Codility Tape Equilibrium

The Codility Tape Equilibrium problem is marked as "painless" in their Time Complexity section. Basically, we have a vector in input, containing at least two items, and we want to split it in a way that minimize the difference between the two sections. Our function should return such a minimal value.

A few test cases would make clearer what we are looking for:

TEST(TapeEquilibrium, Given) // 1
{
    std::vector<int> input { 3, 1, 2, 4, 3 };
    ASSERT_EQ(1, solution(input));
}

TEST(TapeEquilibrium, Couple)
{
    std::vector<int> input { 3, 3 };
    ASSERT_EQ(0, solution(input));
}

TEST(TapeEquilibrium, Couple2)
{
    std::vector<int> input { 1000, -1000 };
    ASSERT_EQ(2000, solution(input));
}

TEST(TapeEquilibrium, HundredK) // 2
{
    std::vector<int> input(100000, 1000);

    EXPECT_EQ(0, solution(input));
}

TEST(TapeEquilibrium, HundredKMinusOne)
{
    std::vector<int> input(99999, 1000);

    EXPECT_EQ(1000, solution(input));
}

1. This is the test case provided by Codility.

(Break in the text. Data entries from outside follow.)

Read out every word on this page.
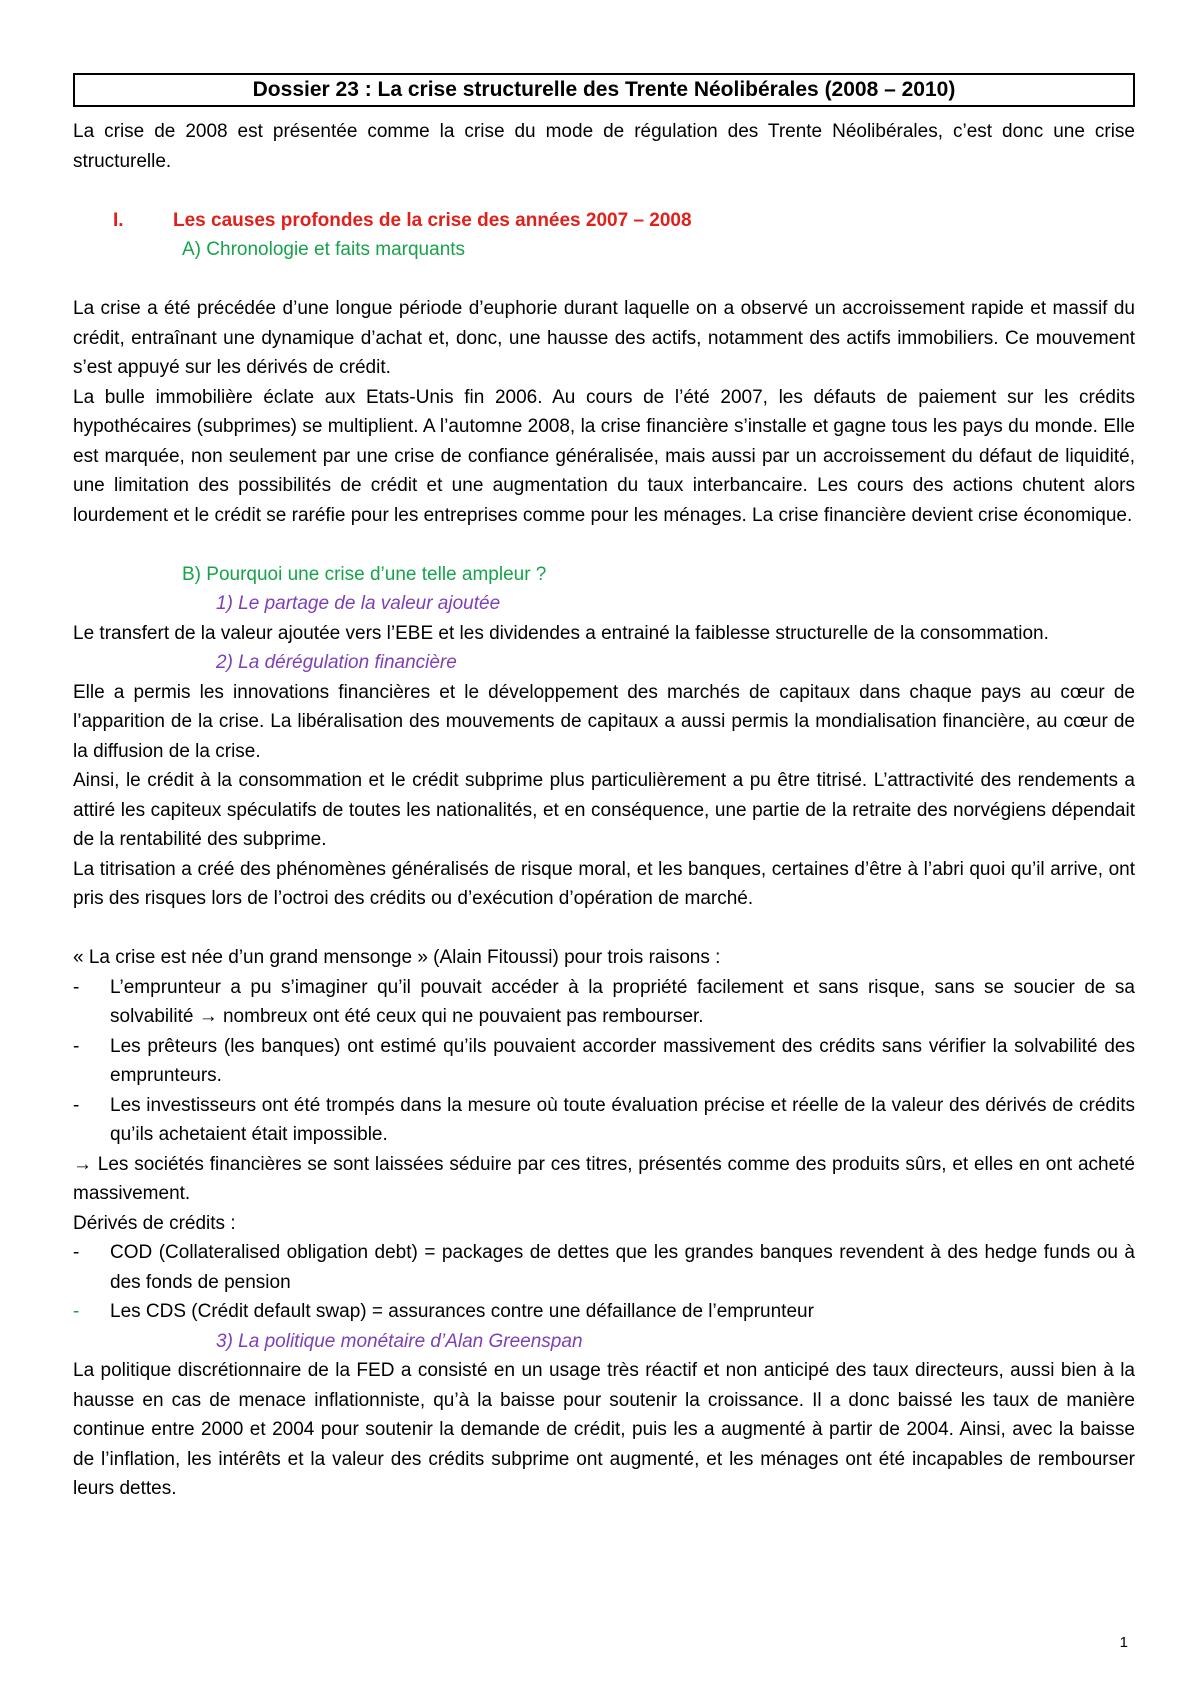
Dossier 23 : La crise structurelle des Trente Néolibérales (2008 – 2010)

La crise de 2008 est présentée comme la crise du mode de régulation des Trente Néolibérales, c’est donc une crise structurelle.

I.	Les causes profondes de la crise des années 2007 – 2008
A) Chronologie et faits marquants

La crise a été précédée d’une longue période d’euphorie durant laquelle on a observé un accroissement rapide et massif du crédit, entraînant une dynamique d’achat et, donc, une hausse des actifs, notamment des actifs immobiliers. Ce mouvement s’est appuyé sur les dérivés de crédit.

La bulle immobilière éclate aux Etats-Unis fin 2006. Au cours de l’été 2007, les défauts de paiement sur les crédits hypothécaires (subprimes) se multiplient. A l’automne 2008, la crise financière s’installe et gagne tous les pays du monde. Elle est marquée, non seulement par une crise de confiance généralisée, mais aussi par un accroissement du défaut de liquidité, une limitation des possibilités de crédit et une augmentation du taux interbancaire. Les cours des actions chutent alors lourdement et le crédit se raréfie pour les entreprises comme pour les ménages. La crise financière devient crise économique.

B) Pourquoi une crise d’une telle ampleur ?
1) Le partage de la valeur ajoutée

Le transfert de la valeur ajoutée vers l’EBE et les dividendes a entrainé la faiblesse structurelle de la consommation.

2) La dérégulation financière

Elle a permis les innovations financières et le développement des marchés de capitaux dans chaque pays au cœur de l’apparition de la crise. La libéralisation des mouvements de capitaux a aussi permis la mondialisation financière, au cœur de la diffusion de la crise.

Ainsi, le crédit à la consommation et le crédit subprime plus particulièrement a pu être titrisé. L’attractivité des rendements a attiré les capiteux spéculatifs de toutes les nationalités, et en conséquence, une partie de la retraite des norvégiens dépendait de la rentabilité des subprime.

La titrisation a créé des phénomènes généralisés de risque moral, et les banques, certaines d’être à l’abri quoi qu’il arrive, ont pris des risques lors de l’octroi des crédits ou d’exécution d’opération de marché.

« La crise est née d’un grand mensonge » (Alain Fitoussi) pour trois raisons :

- L’emprunteur a pu s’imaginer qu’il pouvait accéder à la propriété facilement et sans risque, sans se soucier de sa solvabilité → nombreux ont été ceux qui ne pouvaient pas rembourser.
- Les prêteurs (les banques) ont estimé qu’ils pouvaient accorder massivement des crédits sans vérifier la solvabilité des emprunteurs.
- Les investisseurs ont été trompés dans la mesure où toute évaluation précise et réelle de la valeur des dérivés de crédits qu’ils achetaient était impossible.

→ Les sociétés financières se sont laissées séduire par ces titres, présentés comme des produits sûrs, et elles en ont acheté massivement.

Dérivés de crédits :

- COD (Collateralised obligation debt) = packages de dettes que les grandes banques revendent à des hedge funds ou à des fonds de pension
- Les CDS (Crédit default swap) = assurances contre une défaillance de l’emprunteur
3) La politique monétaire d’Alan Greenspan

La politique discrétionnaire de la FED a consisté en un usage très réactif et non anticipé des taux directeurs, aussi bien à la hausse en cas de menace inflationniste, qu’à la baisse pour soutenir la croissance. Il a donc baissé les taux de manière continue entre 2000 et 2004 pour soutenir la demande de crédit, puis les a augmenté à partir de 2004. Ainsi, avec la baisse de l’inflation, les intérêts et la valeur des crédits subprime ont augmenté, et les ménages ont été incapables de rembourser leurs dettes.

1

It should be easy to see how we minimize the difference by splitting the input in {3, 1, 2} and {4, 3}. The expected output of our function is one.
2. Hundred thousand items, each of them set to one thousand. Lot of work for our function, but it is easy to see how the solution should be zero.

If you wonder, these are C++11 tests written for the GoogleTest xUnit framework. If you are using an older C++ compiler, you could have a look to a previous version of this post, that also shows a bad, O(N**2), alternative solution.

My linear time solution starts creating two partial sums, left and right, where initially the left one contains only the leftmost element, and the right one all the others. Then, I would remove one element at the time from the right one and add it to the left one. Each time I should repeat the check to see if I find a better solution.

Here is how I implemented it:

int solution(std::vector<int>& input) // 1
{
    assert(input.size() > 1); // 2

    int left = input.front(); // 3
    int right = std::accumulate(input.begin() + 1, input.end(), 0); // 4
    int result = std::abs(left - right); // 5

    std::for_each(input.begin() + 1, input.end() - 1, [&](int cur){ // 6
        left += cur;
        right -= cur;
        int tentative = std::abs(left - right);
        if(tentative < result) // 7
            result = tentative;
    });

    return result;
}

1. Actually, the input vector could and should be a const reference. Codility requirements are sometimes a bit sloppy.
2. Not required by the problem, however I felt bad to assume such a requisite without enforcing it in the code is some way.
3. Initializing the left sum is easy.
4. The right sum requires a bit more work. To keep the code more readable I used the handy STL accumulate function.
5. Initialize the function result. Notice that we are interested in the difference about left and right without caring about its sign.
6. A nice lambda function in a for_each loop keeps the code compact and, hopefully, readable. I am starting to loop from the second element, and I would end one before the end, since no section should be empty.
7. This is a better candidate, save it.